Sıkı çalışıyorsun. Nasıl rahatlarsınız? Covid döneminde bir uğraşım olmadığında sıkıldığımı ve gerildiğimi fark ettim. Meğer çalışarak rahatlıyormuşum. Son bir senedir, düzenli meditasyon ve yoga yaparak kendimi dengede tutuyorum. Yapmazsam, enerjimden nefret ediyorum.Peki nasıl dağıtırsınız? Cuma gecesi havasına girmek istersem pop dinlerim. Dua Lipa, Billie Eilish seviyorum. Lise yıllarında metal müzik dinlerdim. Böyle saçlar simsiyah, göz altlarıma siyah kalem çeken gotik bir tiptim. Müzik dünyasındaki seksizme gelmek istiyorum. Handel’in 1730’larda yaptığı bestenin, 100 yıl önce yazılmış bir analizini okuduğumuzda, orkestradan erkek olarak bahsediliyor. Bir kadın olarak orkestraya ait görülmediğinizi işi yaparken de hissediyorsunuz. Amerika’da kadınlara ayrımcılık yapmak suç olsa da üstü kapalı yapılabiliyor. Türkiye’de bir tane bile tam zamanlı çalışan kadın orkestra şefi yok. Sıfır.Sonra size, niye kadınlığa vurgu yaptığınız soruluyor. Evet, ayrımcılığı ben yapıyormuşum. “Yüzde 0” diyorum! Bu oran yüzde 50 olana kadar konuşacağım.

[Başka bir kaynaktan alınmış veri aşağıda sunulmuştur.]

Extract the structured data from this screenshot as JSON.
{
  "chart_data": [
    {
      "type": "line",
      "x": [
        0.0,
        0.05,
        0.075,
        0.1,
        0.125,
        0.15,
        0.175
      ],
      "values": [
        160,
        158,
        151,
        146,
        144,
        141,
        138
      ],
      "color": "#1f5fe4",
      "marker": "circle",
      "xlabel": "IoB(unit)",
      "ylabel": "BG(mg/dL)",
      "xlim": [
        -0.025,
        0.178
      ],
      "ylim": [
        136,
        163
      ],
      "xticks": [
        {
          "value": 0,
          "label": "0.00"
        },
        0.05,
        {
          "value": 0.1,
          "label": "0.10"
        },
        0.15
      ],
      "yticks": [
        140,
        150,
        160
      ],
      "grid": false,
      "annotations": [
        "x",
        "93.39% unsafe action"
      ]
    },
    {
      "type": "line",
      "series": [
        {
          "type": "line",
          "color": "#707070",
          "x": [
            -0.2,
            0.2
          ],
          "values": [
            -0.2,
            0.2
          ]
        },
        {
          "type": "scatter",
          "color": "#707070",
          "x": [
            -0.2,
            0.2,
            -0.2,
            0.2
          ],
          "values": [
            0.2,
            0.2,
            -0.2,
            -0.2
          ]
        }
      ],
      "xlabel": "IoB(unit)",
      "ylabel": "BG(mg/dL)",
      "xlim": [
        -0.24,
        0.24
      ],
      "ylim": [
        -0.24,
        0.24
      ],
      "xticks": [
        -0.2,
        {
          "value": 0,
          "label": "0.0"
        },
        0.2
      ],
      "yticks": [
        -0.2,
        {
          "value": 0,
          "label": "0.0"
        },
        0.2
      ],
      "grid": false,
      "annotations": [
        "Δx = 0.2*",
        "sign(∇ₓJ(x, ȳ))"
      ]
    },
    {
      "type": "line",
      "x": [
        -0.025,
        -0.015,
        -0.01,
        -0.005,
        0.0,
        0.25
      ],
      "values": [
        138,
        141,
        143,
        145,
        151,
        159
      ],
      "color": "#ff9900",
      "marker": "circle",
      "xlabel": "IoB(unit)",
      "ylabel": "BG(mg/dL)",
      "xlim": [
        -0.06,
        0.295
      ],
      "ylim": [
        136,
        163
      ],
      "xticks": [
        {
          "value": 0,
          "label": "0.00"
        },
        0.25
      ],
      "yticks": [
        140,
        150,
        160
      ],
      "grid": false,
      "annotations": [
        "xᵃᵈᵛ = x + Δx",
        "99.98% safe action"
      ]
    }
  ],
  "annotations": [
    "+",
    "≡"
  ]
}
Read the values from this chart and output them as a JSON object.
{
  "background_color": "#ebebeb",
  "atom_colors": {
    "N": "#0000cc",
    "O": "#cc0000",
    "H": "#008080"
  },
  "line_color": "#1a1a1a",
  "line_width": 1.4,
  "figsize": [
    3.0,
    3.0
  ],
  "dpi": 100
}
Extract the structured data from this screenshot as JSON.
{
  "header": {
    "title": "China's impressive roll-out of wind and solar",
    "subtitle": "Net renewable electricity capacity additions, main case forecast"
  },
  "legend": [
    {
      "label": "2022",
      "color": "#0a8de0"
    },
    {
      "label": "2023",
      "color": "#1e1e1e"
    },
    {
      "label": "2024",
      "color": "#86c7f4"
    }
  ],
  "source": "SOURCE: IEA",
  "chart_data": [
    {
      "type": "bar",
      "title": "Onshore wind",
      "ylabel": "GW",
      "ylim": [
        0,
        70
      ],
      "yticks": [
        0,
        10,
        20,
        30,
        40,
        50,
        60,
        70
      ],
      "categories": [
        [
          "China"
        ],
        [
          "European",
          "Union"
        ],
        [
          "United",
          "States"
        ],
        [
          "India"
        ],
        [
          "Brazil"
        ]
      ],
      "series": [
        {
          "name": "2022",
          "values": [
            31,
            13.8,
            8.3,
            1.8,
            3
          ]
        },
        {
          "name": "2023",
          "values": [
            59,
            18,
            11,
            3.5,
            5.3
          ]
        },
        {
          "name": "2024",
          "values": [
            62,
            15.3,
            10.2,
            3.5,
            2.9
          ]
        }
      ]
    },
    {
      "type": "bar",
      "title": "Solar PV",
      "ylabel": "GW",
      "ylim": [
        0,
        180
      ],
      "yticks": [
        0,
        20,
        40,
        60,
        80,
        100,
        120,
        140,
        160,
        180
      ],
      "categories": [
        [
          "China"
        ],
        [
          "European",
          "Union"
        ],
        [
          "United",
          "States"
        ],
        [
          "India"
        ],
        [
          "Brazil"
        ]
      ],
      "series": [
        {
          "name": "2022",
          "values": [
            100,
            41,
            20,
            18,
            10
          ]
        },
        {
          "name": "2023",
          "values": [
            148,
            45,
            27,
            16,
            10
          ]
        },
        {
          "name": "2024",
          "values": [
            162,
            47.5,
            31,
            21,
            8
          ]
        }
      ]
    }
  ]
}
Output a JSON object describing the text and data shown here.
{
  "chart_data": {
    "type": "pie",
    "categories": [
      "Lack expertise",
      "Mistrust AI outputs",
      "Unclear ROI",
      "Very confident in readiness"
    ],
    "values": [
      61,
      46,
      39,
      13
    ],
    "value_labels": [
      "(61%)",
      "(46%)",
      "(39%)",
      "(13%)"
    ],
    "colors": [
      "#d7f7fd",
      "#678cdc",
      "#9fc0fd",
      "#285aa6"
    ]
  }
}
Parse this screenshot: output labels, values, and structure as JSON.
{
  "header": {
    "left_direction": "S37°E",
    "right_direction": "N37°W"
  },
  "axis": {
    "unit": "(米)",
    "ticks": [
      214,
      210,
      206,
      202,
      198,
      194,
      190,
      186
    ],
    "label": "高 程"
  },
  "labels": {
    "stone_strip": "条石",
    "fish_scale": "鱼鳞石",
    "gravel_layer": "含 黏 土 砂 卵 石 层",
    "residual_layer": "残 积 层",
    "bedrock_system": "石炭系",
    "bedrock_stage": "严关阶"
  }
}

Mimar Sinan’da iki kadın şeflik öğrencisi var. Çok güzel. Ama okumak da yetmiyor, iş lazım.Amerika’da Türk, kadın, genç ve orkesta şefi olmak nasıl bir şey? Trump döneminde biraz ortalık karışsa da, Amerika çeşitliliği kutlayan bir yer. Türk’üm, gencim, kadınım, aksanım var. Şaşırıyorlar ama olumlu anlamda... Ne de olsa harika bir imajımız yok dünyada. Özellikle kadın erkek eşitliği açısından... İnsanların Türkiye ile ilgili algısını değiştirmek, mutlu ediyor.Sizi kendi reklamını yapmakla da eleştirenler var. Elbette yapacağım. 21’inci yüzyılda hiçbir sanatçı salt yetenekle meşhur olamaz. Kendini tanıtmak, kararlı ve cesur olmak, reddedildiğinde üzülmemek, tekrar tekrar denemek gerekiyor. Bunların hepsi bir araya geldiğinde başarılı oluyorsun. Aldırmıyorum. İşime bakıyor, sopamı sallamaya devam ediyorum.Hedef ne? Yaptığım işi daha iyi yapmak. Direktörlük yaptığım orkestraların, konser verdiğim ülkelerin sayısını artırmak. Meksika Hidalgo’da verdiğim konserde 700 kişilik salon tıka basa doluydu. Böyle anları çoğaltmak. Japonya’da konser vermek.